The Interrogation

by bdhesse

The Paidon children had been taken to the fort’s office. Captain Nikau and Colonel Kuron entered as Lacedaemon’s men were leaving.

“They’ve been tied down in the chairs,” Lacedaemon grunted as he walked passed Captain Nikau.

“Thank you,” Captain Nikau said simply. He entered the office with Colonel Kuros.

The girls were grunting and pulling on the ropes as the two men entered.

“Knock that off,” Colonel Kuros demanded. “You’re not going anywhere. Tell us who sent you.”

The nearest girl stopped long enough to spit at Colonel Kuros’s feet before continuing to struggle.

“Why you stupid little…” Colonel Kuros snarled, taking a step towards the girl.

“Colonel!” Captain Nikau cried. “Stop!”

The girl glared up at Colonel Kuros.

Colonel Kuros turned to look at Captain Nikau. “Do not give me orders Captain,” he hissed.

Captain Nikau shrugged. “Suite yourself,” he said. “But I don’t think you’ll have any luck questioning them like that. Look at them: they’re covered in scrapes and bruises. They’re warriors in their own right. They won’t break easily.”

“Then what do you recommend?” Colonel Kuros asked.

“Offer them something,” Captain Nikau replied. “Make a deal with them.”

The girls stopped struggling and stared at Captain Nikau.

“You have nothing that we want,” one of the girls snarled in a thick accent.

“Really?” Captain Nikau asked innocently. “What about your lives? Do you want those? Because right now they are in our hands.”

“You can only kill us,” the girl hissed back.

“Oh, we can do much worse than that,” Colonel Kuros replied. “But if your lives mean so little to you we’ll gladly take them.”

“Son of a pig!” the girls screamed. “You are nothing but filthy swine. You can do nothing to us.”

Colonel Kuros rushed over to the girl and slapped her hard with the back of his hand. “I will get the information that I want.
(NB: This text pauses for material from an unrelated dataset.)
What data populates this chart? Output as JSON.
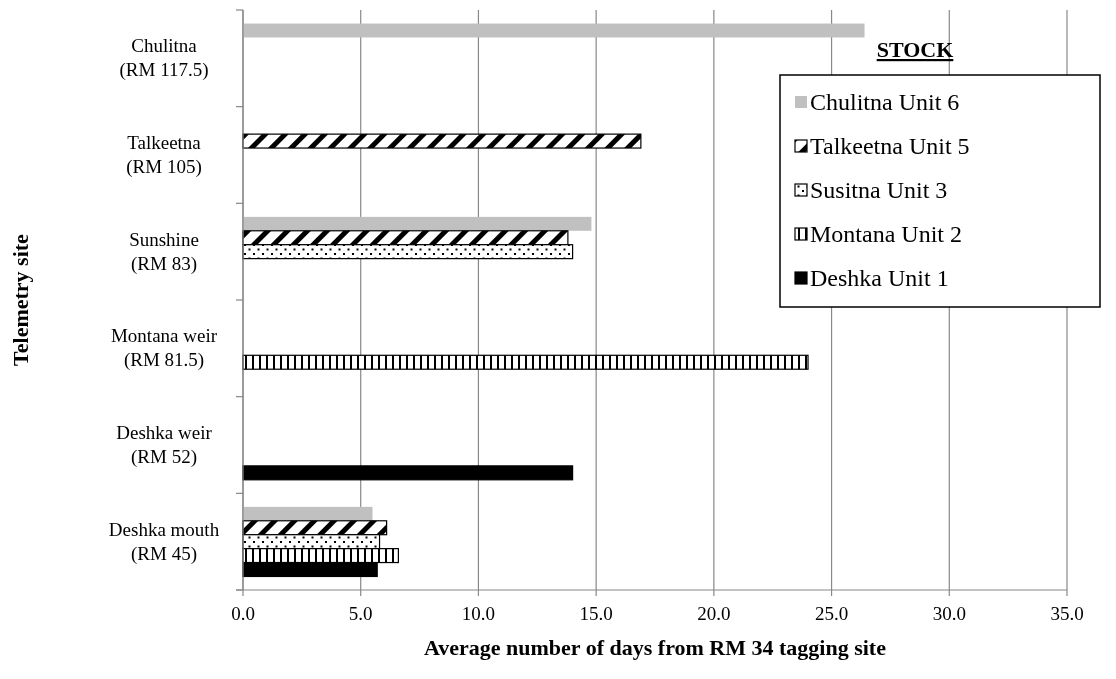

And when I have it I will make you regret crossing me.”

The girl began to laugh.

Colonel Kuros turned on his heals and began walking towards the door. “Let’s go,” he said to Captain Nikau.

“That was a mistake,” Captain Nikau said once they had gotten a few feet from the office.

“How so?” Colonel Kuros asked.

“Now they have a reason to hate us,” Captain Nikau replied.

“They already hated us,” Colonel Kuros replied.

“Yes, but they had no knowledge of us,” Captain Nikau said. “We could have convinced them we’re their friends. We could have turned them to our side.”

“Do you really want traitors on our side?” Colonel Kuros asked.

Captain Nikau shrugged. “I thought we were just after information,” he replied.

Colonel Kuros snorted. “They’ll still give it to us,” he replied.

“They would have given it to us freely and honestly,” Captain Nikau said. “Now it certainly won’t be free, and we can’t guarantee that it’ll be honest.”

They entered the mess tent and walked over to where General Stratagos was sitting.

“How did it go?” the general asked before sipping his spoonful of soup.

“Badly,” Captain Nikau replied.

“Oh?” General Stratagos said.

“The girls provoked Colonel Kuros,” Captain Nikau said. “Now they hate us. They’re so full of anger. I doubt they’ll ever give us a straight answer. We ay kill them before we have the truth.”

“Enough!” Colonel Kuros cried, slamming his fists on the table. “They will be made to talk. We will have the truth.”

General Stratagos put his spoon back in his bowl. “I fear the Captain is right,” he said. “They will take the truth with them to the grave as things stand now.”

“They will not!” Colonel Kuros cried.

“Silence!” the general snapped. “Colonel Kuros, you will not go near those girls again. Captain Nikau, please go back to the girls tomorrow. Interrogate them by yourself. Do what you must to get the truth from them.”

“Yes, sir,” Captain Nikau replied.

Colonel Kuros stormed out of the tent. Captain Nikau shrugged, then stood up to grab his own bowl of soup.